[phobos] Status of std.gregorian
Jonathan M Davis
jmdavisprog at gmail.com
Tue Aug 17 02:42:25 PDT 2010
On Sunday 15 August 2010 05:36:08 Andrei Alexandrescu wrote:
> Thanks for your work, Jonathan. Our decision after the issue with
> Tango's date and time was to use Boost's. I'd started std.gregorian as a
> seed of a port of Boost's date and time, in the hope that someone will
> continue it. Jeff Garland (Boost's date/time author) has been very
> supportive in the matter.
>
> I very strongly suggest to stick with copying Boost's or C++0x's date
> and time facilities, unless we find some clearly superior ways
> facilitated by D's features. Developing our own date/time library from
> scratch risks of being at best just as capable as Boost/C++0x but
> guaranteed unfamiliar to everyone.
Okay. I've started looking at boost's date/time stuff, and they do appear to
maintain time internally in UTC rather than converting it to local time, which
was my biggest fear, since I've run into a lot of problems with that sort of
thing in the past. So, overall, I'd say that it looks quite good (this _is_
boost after all). I do have a few concerns, however.
1. I'd argue that the boost date/time libraries are way too complex for normal
usage. If you want to do detailed date/time stuff, they look incredibly flexible,
but I'd be very worried that for the average case they're seriously overkill.
I'd be worried that programmers looking for basic date/time functionality will
quickly get lost in dealing with the full boost implementation and that they
would do better to have a seriously simplified date/time facility without all of
the bells and whistles.
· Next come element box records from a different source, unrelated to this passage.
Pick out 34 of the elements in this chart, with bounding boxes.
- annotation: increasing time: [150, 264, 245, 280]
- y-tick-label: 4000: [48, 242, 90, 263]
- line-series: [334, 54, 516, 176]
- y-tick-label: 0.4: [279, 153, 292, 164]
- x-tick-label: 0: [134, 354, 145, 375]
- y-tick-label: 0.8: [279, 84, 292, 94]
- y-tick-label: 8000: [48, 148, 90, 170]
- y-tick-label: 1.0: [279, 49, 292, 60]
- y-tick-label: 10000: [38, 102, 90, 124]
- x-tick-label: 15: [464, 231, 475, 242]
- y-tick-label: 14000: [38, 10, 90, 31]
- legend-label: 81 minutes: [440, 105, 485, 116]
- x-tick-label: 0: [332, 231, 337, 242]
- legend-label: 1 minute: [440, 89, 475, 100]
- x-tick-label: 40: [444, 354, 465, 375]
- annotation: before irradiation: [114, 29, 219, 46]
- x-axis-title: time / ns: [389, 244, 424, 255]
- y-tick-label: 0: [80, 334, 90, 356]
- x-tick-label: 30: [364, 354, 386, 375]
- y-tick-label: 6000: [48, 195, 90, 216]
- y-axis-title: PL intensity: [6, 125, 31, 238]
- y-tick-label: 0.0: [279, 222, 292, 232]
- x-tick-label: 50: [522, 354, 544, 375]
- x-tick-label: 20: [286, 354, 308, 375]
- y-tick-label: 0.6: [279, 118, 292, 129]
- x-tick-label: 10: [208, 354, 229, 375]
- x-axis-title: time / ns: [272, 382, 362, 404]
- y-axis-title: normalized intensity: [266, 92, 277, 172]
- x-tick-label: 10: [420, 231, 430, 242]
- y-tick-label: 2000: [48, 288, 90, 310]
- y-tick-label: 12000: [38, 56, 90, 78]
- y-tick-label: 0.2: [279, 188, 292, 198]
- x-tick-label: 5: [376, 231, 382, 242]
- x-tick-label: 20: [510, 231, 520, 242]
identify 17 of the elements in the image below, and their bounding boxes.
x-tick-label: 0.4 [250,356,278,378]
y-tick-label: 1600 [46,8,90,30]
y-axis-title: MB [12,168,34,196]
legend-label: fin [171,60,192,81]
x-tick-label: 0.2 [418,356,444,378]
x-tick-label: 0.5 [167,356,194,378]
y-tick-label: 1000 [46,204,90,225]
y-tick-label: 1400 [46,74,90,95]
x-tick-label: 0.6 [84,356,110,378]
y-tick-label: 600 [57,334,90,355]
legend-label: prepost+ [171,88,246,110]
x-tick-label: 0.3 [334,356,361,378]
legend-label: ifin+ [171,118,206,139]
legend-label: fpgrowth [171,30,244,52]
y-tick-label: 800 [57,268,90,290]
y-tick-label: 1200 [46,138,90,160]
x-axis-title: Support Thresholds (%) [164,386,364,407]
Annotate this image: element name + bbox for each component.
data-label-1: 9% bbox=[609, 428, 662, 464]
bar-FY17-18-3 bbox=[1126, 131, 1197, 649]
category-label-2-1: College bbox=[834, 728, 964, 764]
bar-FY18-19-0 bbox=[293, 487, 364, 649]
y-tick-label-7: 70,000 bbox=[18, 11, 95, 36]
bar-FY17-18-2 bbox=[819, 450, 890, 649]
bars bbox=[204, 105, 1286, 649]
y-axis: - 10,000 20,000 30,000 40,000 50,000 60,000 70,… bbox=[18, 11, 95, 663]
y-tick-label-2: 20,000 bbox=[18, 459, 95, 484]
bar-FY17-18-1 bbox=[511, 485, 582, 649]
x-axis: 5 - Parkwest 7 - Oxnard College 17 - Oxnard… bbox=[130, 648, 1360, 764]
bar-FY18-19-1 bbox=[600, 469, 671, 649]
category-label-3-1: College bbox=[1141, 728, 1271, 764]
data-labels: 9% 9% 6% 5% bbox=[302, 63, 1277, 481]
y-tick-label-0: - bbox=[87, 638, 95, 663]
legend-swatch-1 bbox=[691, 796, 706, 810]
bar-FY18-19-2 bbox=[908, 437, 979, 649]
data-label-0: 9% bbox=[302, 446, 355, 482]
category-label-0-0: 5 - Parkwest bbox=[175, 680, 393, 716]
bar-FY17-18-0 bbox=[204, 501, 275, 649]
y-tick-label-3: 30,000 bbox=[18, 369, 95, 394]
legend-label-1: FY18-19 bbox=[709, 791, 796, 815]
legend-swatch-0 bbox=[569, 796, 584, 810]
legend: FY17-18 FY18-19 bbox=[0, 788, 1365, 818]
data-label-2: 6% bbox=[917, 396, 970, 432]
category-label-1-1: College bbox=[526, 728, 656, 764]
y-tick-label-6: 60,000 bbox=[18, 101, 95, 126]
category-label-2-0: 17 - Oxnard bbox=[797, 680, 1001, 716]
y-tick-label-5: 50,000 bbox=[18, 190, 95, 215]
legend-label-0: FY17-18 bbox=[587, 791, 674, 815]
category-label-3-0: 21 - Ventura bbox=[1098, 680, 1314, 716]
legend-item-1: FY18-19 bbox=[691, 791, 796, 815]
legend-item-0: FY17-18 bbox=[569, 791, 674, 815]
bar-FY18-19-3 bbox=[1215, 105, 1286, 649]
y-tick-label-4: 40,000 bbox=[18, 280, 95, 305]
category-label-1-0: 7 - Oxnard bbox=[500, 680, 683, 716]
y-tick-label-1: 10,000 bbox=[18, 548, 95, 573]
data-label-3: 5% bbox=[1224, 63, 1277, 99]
That's not to say that we shouldn't implement the boost
stuff in Phobos, but I'd be concerned if it were the only date/time facility
available.
2. We're looking at least 3 modules for this - gregorian, local_time, and
posix_time. Ideally, they'd be something like std.time.gregorian,
std.time.local_time, and std.time.posix_time, but thus far we've avoided
multiple levels of modules in the std hierarchy. Depending on the
implementation, having package level access between them may be desirable (not
having ported it all, I can't say for sure), and I think that it's fair to say
that we wouldn't want to give all of std package-level access to the 3 of them
(though hopefully package-level access wouldn't be required). So, it needs to be
decided whether we want the three modules to be at a deeper level than std in
the package hierarchy (and those modules are likely to be _big_ even _without_
solid unit tests - they're split up quite a bit among source files in C++).
3. Do you care whether the internals are the same or if the API is absolutely
identical (or at least as identical as reasonably possible when going from C++
to D)? Already, looking at Date, I question the choice of maintaining its state
as the number of days rather than a separate year, month, and day. I've
implemented a good chunk of it with year, month, day, and I think that the code
is much cleaner that way. I also have to wonder why on earth they picked
1400-01-01 as the oldest date possible since that seems arbitrarily recent, and
depending on why that is, it would seem desirable to me to make it more flexible
than that. In any case, I would hope that as long as the API and functionality
is correct that I wouldn't have to port over its internals exactly, and I would
hope that there wouldn't be a problem in adding functionality if it seems
obviously valuable. And of course, some of it may make sense if the were made
closer to how idiomatic D does things (like possibly make time durations
ranges).
So, looking over it, the Boost stuff does look quite good but also very complex.
I'm perfectly willing to spend time porting it over, and I've already done a
fair bit of work with it (though there's a _long_ way to go), but I do think
that we need another, easy-to-use date/time facility for the average use case. A
fixed up std.date might be good enough for that, but full-on boost is just too
much for the average case and is going to scare off a lot of programmers who just
want to be able to get the date and do minimal stuff with it.